2.4.3. Plan of analysis
This study comprised of the following analyses:
1) Comparing older and working-age adults on all available baseline characteristics. Independent samples t-tests were used to explore differences in means of continuous variables between groups, and chi-square tests were used for categorical variables.
2) Exploration of whether age group is associated with outcomes whilst controlling for available confounders such as baseline severity, number of treatment sessions and socio-demographics, in a series of regression analyses. Analyses were first performed using age as a continuous variable, as well as a set of age bands (18-24 years; 25-44 years; 45-64 years and 65+ years) to assess the potential linear impact of age on the primary outcome, before treating age group as a binary variable (18-64 and 65+ years). Logistic regression models were constructed to explore the associations between age group and each outcome after controlling for baseline confounders. Missing baseline data were imputed using multiple imputation with chained equations using “ICE” (Royston and White, 2011) in Stata (StataCorp, 2019). Imputation models included all variables listed in Table 1 and were run to give 50 imputed datasets. Sensitivity analyses were conducted with complete data only. Five models were built for each outcome:
- Model 1: The crude association between age group and outcome.

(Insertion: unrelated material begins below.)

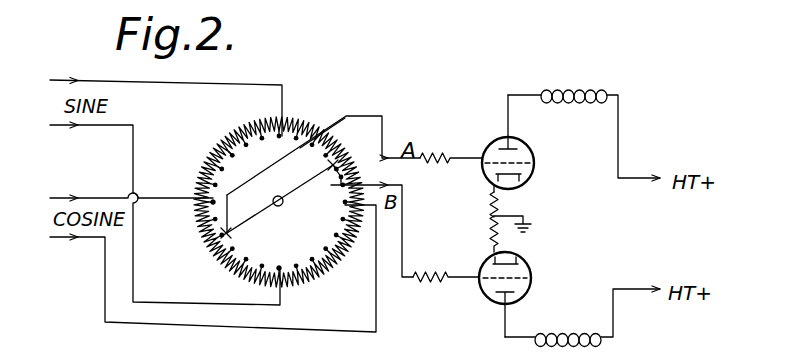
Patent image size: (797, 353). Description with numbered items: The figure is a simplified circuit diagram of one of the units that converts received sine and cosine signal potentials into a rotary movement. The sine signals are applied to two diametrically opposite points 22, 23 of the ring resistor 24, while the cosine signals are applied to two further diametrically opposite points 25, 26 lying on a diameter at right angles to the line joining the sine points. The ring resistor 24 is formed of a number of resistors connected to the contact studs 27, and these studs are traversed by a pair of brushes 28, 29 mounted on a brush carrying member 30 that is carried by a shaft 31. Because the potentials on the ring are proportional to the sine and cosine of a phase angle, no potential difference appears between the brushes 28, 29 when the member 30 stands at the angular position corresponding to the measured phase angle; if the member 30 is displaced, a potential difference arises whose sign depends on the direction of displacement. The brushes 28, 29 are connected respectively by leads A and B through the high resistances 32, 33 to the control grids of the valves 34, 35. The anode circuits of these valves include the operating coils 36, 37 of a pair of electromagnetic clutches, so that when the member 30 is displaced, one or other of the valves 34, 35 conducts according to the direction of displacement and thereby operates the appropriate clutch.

- Model 2: As in 1, additionally adjusted for the service, number of treatment sessions and wait times.
- Model 3: As in 2, additionally adjusted for baseline PHQ-9, and GAD-7 scores.
- Model 4: As in 3, additionally adjusted for the four WSAS items (excluding the ‘work’ item as this is coded “not applicable” for retired people), and three phobia scale items at baseline.
- Model 5: As in 4, additionally adjusted for gender, ethnicity, medication, deprivation (Indices of Multiple Deprivation rank: IMD), problem descriptor, and LTC status.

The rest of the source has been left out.